Larry Niven’s blend of wild imagination and hard science is positively intoxicating

Larry Niven’s 1970 Hugo award winner, Ringworld, is arguably one of the most influential science fiction novels of the past 50 years. As well as having had a huge impact on nearly all subsequent space operas (Iain M Banks’ Culture series and Alastair Reynolds’ House of Suns are just two), the book has helped generate a multi-billion-dollar industry. The Ringworld of the book’s title is a direct ancestor of the Halo system that in turn provided the name for the Xbox killer app. Niven’s ideas have played a part in the lives of millions of people and helped console games on the way to being among the most important and impressive cultural artefacts of our time.

The Ringworld in question is not whatever filthy thought came to your mind when you first registered the book’s naive title but one of science fiction’s most successful Big Dumb Objects. It’s an advanced form of a Dyson sphere: a huge, ring-shaped planet built by design rather than nature. The thing is supposedly a million miles wide, 93 million miles in radius and thus around 600m miles long. It provides its own gravity by spinning; it gets energy from the star it orbits; it has walls thousands of miles high at each rim to hold in air … I could provide endless statistics and facts about this creation and many have, most notably in this interactive map (complete with soothing music in case all the number-crunching makes your brain ache). The important point for the purposes of this blog, however, is that it’s awesome. Niven serves up a blend of wild imagination and hard science that’s positively intoxicating.

A measure of how seriously people take the science of the Ringworld – and how daft it has driven them – comes in a story from the 1971 World Science Fiction Convention, when excited students from MIT apparently crowded out the venue chanting: “The Ringworld is unstable!” Apparently, the Ringworld would need giant thrusters to maintain orbit around its sun (a problem that Niven addressed in a follow-up 10 years later). The significant thing isn’t that Niven was wrong but that people took so much of the rest of his science seriously enough to worry about such matters. His ideas have traction. The Ringworld is splendidly improbable but perhaps not impossible.

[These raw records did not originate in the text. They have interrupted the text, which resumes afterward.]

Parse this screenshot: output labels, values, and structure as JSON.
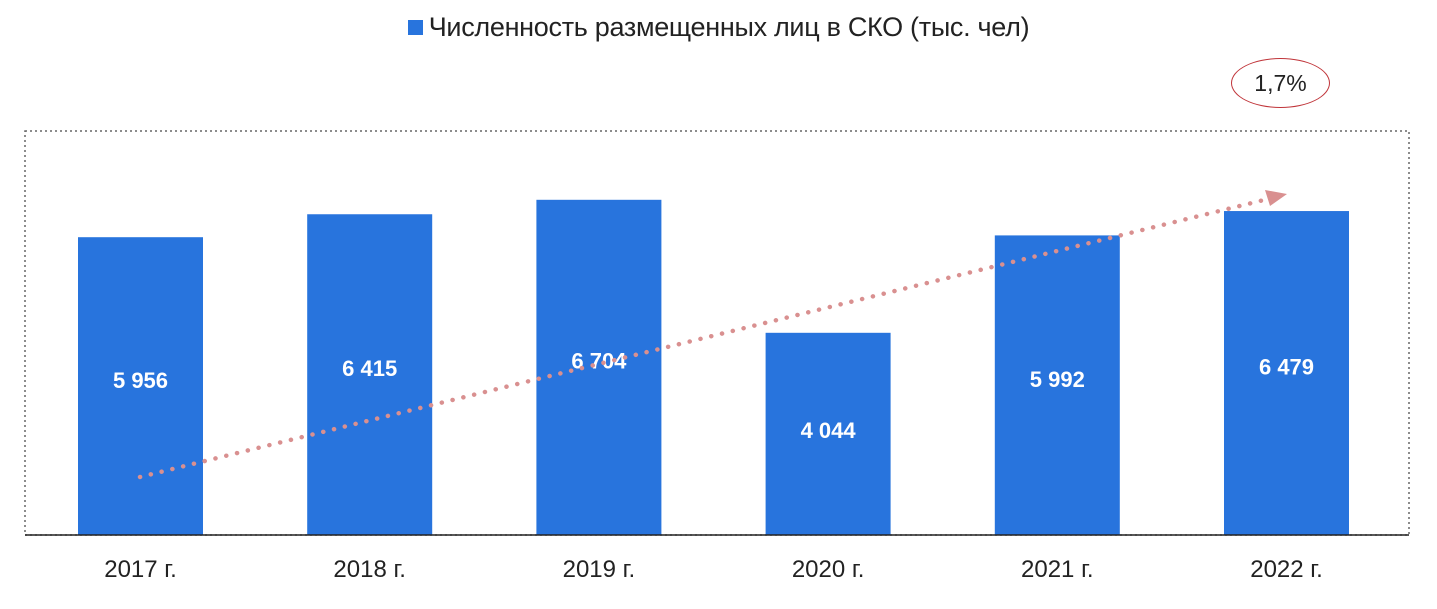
{
  "chart_data": {
    "type": "bar",
    "categories": [
      "2017 г.",
      "2018 г.",
      "2019 г.",
      "2020 г.",
      "2021 г.",
      "2022 г."
    ],
    "series": [
      {
        "name": "Численность размещенных лиц в СКО (тыс. чел)",
        "values": [
          5956,
          6415,
          6704,
          4044,
          5992,
          6479
        ]
      }
    ],
    "data_labels": [
      "5 956",
      "6 415",
      "6 704",
      "4 044",
      "5 992",
      "6 479"
    ],
    "legend_position": "top",
    "trend_line": true,
    "annotations": [
      "1,7%"
    ],
    "ylim": [
      0,
      8000
    ],
    "grid": false
  },
  "colors": {
    "bar": "#2874dd",
    "trend": "#d99090",
    "callout_border": "#c0353a",
    "plot_border": "#666666",
    "axis": "#222222"
  }
}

So much for the science. The fiction is a similar mix of the wobbly and the earth-shaking. The book kicks off as a fairly pedestrian pastiche of the frequent Hugo winner Robert A Heinlein, complete with that Heinlein standard, an ageing wise-cracker – Louis Wu – who has a talent for seducing younger women, daft 1960s party scenes transmuted to the space age and invented hep slang (most notably the swear word “tanj”, an acronym of the Heinlein complaint “there ain’t no justice”).

In this slow beginning, there’s a lot of jargon, heavy technological exposition and background, the latter particularly relating to the intergalactic status quo and the aliens who feature in the story: a race of “cowards” called Puppeteers who have two heads and brains in their belly, and a race of “warriors” called Kzinti, who have leonine features and brains more traditionally led by their balls. There’s some curiosity value to these pages, a few half-good jokes from Louis Wu and a smattering of intrigue relating to the lead Puppeteer’s attempts to convince Wu (together with a Kzinti and unsurprisingly attractive girl called Teela Brown) to travel on a dangerous mission into the unknown. Mainly, however, it is dull. If I weren’t expected to blog about it, I might even have put the novel aside, which makes me all the more glad that I’m doing this series. Because when the Ringworld finally hoved into view, it was little short of marvellous.

The planet is rendered in superbly detailed 3D with just enough information given to make it seem convincing but enough held back to enable us to share the mystery that greets Louis Wu and friends. How was Ringworld made? What was it made from? How and why did its civilisation disappear? These become questions of real fascination. Travelling over the planet, meanwhile, with its vast oceans, lost cities, floating castles and tribes of people slowly reverting to barbarism and religion as they lose their grasp on the knowledge of their ancestors, is a visual and imaginative feast.

OK, I still had a few quibbles. There remained absurdities and unsuccessful plot strands. Teela Brown, in particular, made for a boring love interest, and there was a singularly unconvincing back story about her having been bred to optimise her luckiness. Yet so impressive was the rest that any such problems were easy to forgive and forget. It’s clear that Ringworld hasn’t just become a cultural staple because it’s a good idea: its inspirational power comes from Niven’s success in bringing it to life. The sense of scale and wonder is joyful. I challenge you to read it without feeling awestruck.